Крымский излом - страница 20
Дальше все было делом техники. Бойцы рассыпались по плохо освещенному двору, убивая всех, кто был одет в румынскую форму, или кто носил на рукаве белую повязку «шуцмана». Ночью, молча, без криков «ура», но с ледяной яростью людей, уверенных, что делают святое дело. Да и немного их там было – еще один румынский офицер и пара солдат, а остальные полицаи.
Особенно запомнился бойцам случай, произошедший в машинном зале электростанции. Молодой татарин в поношенном немецком кителе и с белой повязкой на рукаве, увидев ворвавшихся в зал морпехов в их устрашающем ночном гриме, и направленный на него ствол «калаша», уронил на пол винтовку и заорал:
– Не убивай, рюсский, жить хочу!
– Где-то я уже слышал эти слова… – Капитан покрутил головой и вздохнул. – Кажется, ничего не меняется под луной… – Быстрым движением он поднял на ноги вопящее тело предателя. – Жить, говоришь, хочешь?! Значит так, сучонок! Ты награждаешься почетным званием предателя-юниора, и в придачу государственной премией в виде восьми граммов свинца с занесением ее в черепную коробку. Сержант, выдай этому кадру его награду!
Сержант Тамбиев быстрым движением сунул полицаю ствол автомата под челюсть, и нажал на спуск. Крики о пощаде стихли.

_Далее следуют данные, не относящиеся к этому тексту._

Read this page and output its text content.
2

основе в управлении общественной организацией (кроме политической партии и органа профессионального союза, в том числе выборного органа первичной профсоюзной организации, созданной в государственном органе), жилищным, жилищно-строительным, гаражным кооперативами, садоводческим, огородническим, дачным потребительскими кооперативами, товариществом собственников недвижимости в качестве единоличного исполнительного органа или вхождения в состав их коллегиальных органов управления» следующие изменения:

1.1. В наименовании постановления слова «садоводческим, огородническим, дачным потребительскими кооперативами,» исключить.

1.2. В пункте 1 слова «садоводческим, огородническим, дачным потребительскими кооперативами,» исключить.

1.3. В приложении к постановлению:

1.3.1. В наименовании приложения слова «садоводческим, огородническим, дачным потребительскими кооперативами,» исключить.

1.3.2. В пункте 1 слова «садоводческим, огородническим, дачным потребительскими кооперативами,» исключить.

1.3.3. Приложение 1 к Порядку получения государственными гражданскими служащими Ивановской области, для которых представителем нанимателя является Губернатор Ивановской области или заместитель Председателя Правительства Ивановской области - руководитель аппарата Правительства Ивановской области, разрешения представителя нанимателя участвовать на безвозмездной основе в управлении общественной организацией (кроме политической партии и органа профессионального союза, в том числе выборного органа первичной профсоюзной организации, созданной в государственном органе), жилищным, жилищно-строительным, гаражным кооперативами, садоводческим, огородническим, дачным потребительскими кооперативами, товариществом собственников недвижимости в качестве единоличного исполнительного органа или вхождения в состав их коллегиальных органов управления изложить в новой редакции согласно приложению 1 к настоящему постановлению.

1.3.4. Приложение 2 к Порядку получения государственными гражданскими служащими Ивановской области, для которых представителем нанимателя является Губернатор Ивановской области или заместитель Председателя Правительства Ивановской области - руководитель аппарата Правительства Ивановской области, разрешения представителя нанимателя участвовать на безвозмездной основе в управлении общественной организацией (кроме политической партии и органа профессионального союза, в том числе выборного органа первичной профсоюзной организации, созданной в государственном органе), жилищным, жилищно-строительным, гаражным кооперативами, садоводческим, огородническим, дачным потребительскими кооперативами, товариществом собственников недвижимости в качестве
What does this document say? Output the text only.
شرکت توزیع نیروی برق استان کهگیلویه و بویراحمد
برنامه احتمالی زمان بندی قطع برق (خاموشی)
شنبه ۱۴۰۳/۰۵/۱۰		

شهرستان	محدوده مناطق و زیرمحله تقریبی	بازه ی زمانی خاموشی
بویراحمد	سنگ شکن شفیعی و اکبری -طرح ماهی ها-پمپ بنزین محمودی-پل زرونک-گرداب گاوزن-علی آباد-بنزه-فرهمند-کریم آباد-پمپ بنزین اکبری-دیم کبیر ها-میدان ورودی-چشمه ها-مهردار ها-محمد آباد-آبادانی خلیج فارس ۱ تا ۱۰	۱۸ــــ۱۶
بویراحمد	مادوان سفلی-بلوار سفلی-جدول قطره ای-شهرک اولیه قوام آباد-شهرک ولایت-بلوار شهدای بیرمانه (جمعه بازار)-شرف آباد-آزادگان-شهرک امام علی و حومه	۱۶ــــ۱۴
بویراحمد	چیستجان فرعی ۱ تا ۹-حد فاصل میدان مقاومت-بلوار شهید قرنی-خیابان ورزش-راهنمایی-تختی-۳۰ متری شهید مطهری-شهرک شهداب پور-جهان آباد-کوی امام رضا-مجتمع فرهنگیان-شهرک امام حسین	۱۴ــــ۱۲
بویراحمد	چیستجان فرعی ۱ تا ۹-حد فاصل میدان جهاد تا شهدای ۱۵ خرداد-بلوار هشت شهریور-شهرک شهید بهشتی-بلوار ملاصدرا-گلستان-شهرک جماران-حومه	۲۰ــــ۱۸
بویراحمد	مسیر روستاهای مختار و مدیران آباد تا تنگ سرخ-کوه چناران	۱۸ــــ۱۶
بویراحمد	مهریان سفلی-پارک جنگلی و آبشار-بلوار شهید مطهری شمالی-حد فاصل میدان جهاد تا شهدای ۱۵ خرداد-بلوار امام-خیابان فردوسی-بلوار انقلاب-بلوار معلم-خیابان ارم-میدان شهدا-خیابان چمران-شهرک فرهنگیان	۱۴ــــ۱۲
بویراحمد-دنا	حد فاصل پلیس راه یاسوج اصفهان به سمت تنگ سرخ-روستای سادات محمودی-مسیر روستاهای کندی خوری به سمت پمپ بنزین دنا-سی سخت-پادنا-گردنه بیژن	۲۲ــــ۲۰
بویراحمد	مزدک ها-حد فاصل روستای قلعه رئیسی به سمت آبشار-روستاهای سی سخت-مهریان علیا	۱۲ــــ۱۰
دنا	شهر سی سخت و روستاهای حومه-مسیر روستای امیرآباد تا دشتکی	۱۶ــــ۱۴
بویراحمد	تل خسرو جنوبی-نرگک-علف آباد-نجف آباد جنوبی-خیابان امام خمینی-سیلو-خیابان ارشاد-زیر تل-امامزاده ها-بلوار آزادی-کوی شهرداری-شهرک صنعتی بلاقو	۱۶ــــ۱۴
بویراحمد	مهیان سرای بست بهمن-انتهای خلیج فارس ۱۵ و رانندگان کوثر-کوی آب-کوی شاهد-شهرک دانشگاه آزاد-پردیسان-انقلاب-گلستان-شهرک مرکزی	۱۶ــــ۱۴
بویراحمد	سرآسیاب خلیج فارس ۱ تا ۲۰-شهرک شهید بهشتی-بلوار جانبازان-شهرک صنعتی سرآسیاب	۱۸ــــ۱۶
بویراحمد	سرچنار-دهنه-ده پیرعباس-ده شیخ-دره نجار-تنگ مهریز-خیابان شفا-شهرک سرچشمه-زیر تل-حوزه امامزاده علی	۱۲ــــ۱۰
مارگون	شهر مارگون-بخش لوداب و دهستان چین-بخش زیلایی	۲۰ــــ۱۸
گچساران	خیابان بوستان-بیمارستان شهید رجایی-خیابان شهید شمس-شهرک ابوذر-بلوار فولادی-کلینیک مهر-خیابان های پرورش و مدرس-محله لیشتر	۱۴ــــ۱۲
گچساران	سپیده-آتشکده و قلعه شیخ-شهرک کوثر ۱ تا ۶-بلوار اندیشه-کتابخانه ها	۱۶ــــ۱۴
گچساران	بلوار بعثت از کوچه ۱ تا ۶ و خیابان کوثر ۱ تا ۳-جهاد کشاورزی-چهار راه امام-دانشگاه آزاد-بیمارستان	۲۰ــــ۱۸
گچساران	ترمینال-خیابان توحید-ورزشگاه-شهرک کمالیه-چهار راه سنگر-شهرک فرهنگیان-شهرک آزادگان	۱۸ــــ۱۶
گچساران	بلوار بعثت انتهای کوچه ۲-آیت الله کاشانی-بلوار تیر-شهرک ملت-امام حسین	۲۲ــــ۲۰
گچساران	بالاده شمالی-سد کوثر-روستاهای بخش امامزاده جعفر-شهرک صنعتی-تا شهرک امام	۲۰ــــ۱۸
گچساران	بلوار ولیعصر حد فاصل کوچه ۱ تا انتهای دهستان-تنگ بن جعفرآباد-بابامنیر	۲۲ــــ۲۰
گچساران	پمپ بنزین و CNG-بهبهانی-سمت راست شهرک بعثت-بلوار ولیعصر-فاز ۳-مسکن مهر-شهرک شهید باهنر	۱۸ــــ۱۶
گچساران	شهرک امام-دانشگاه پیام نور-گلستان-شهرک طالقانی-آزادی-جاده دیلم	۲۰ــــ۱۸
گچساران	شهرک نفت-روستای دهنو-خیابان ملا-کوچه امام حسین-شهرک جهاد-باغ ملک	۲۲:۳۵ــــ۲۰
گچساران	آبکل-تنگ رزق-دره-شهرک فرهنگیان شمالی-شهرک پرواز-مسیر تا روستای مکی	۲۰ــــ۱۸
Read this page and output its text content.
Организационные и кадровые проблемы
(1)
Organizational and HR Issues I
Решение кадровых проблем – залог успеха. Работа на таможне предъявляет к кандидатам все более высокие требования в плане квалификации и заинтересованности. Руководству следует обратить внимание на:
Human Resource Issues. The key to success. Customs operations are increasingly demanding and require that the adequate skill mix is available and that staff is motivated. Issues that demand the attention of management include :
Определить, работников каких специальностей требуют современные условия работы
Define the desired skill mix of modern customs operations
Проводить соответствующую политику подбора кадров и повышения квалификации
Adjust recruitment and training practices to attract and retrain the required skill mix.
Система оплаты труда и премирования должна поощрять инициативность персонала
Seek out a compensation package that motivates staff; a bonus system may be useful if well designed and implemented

Тем временем БМП взвода въехали во двор. Капитан Рагуленко обвел взглядом собравшихся во дворе рабочих электростанции.
– Значит, так, товарищи. Пункт первый – поздравляю вас с освобождением от оккупантов и с восстановлением советской власти. Пункт второй – организация отряда рабочей самообороны. Мы тут с бойцами немного намусорили. На территории вашего предприятия и в окрестностях валяется некоторое количество румынского и немецкого стрелкового оружия. Прошу собрать все это стреляющее железо, среди которого имеются даже два пулемета, и самостоятельно охранять электростанцию до полного восстановления советской власти. На этом торжественный митинг разрешите считать закрытым.
– Что, вот так просто взяли и освободили? – недоуменно моргая, спросил высокий худой техник средних лет.
– Да, просто освободили! Нас, понимаете ли, сложно освобождать не научили, – усмехнулся капитан. – Может ты, приятель, знаешь, как это сложно – освободить? – Двор грохнул дружным смехом. – Значит так, товарищи: разбирайте оружие и занимайте посты. У вас своя работа, у нас своя. По городу еще неубитые немцы с румынами бегают, да предатели всякие. Они еще жить хотят, а это неправильно… Товарищи командиры и сержанты, собираемся у моей машины, маленький разбор полетов.
И в этот момент за забором послышался крик:
– Стой, кто идет?
Я подошел к подрагивающей и тихо урчащей командирской машине. Кто бы знал, как надо на нее забраться… Эх, была не была… глянул, как ловко запрыгивают на броню «пятнистые» осназовцы – поставил ногу на гусеницу, уцепился за протянутую руку в странной кожаной перчатке с обрезанными пальцами – и… И вот я уже наверху, грею свою задницу на теплой крышке моторного отсека. А приятно, черт побери, особенно в такую холодную ночь.
Рядом устраиваются бойцы ОСНАЗа. Оказывается, они только кажутся такими широкоплечими, потому что на них надето что-то вроде противопульной кирасы, а еще любопытные жилеты – без рукавов, с множеством карманов, набитых всякой всячиной. Но в основном они нагрузились боеприпасами. Это какой же умный человек придумал такую удобную вещь? Ведь в подсумках на ремне много всякого не утащишь, а тут, считай, носимый боекомплект втрое-вчетверо увеличить можно. За такую выдумку и Сталинской премии не жалко.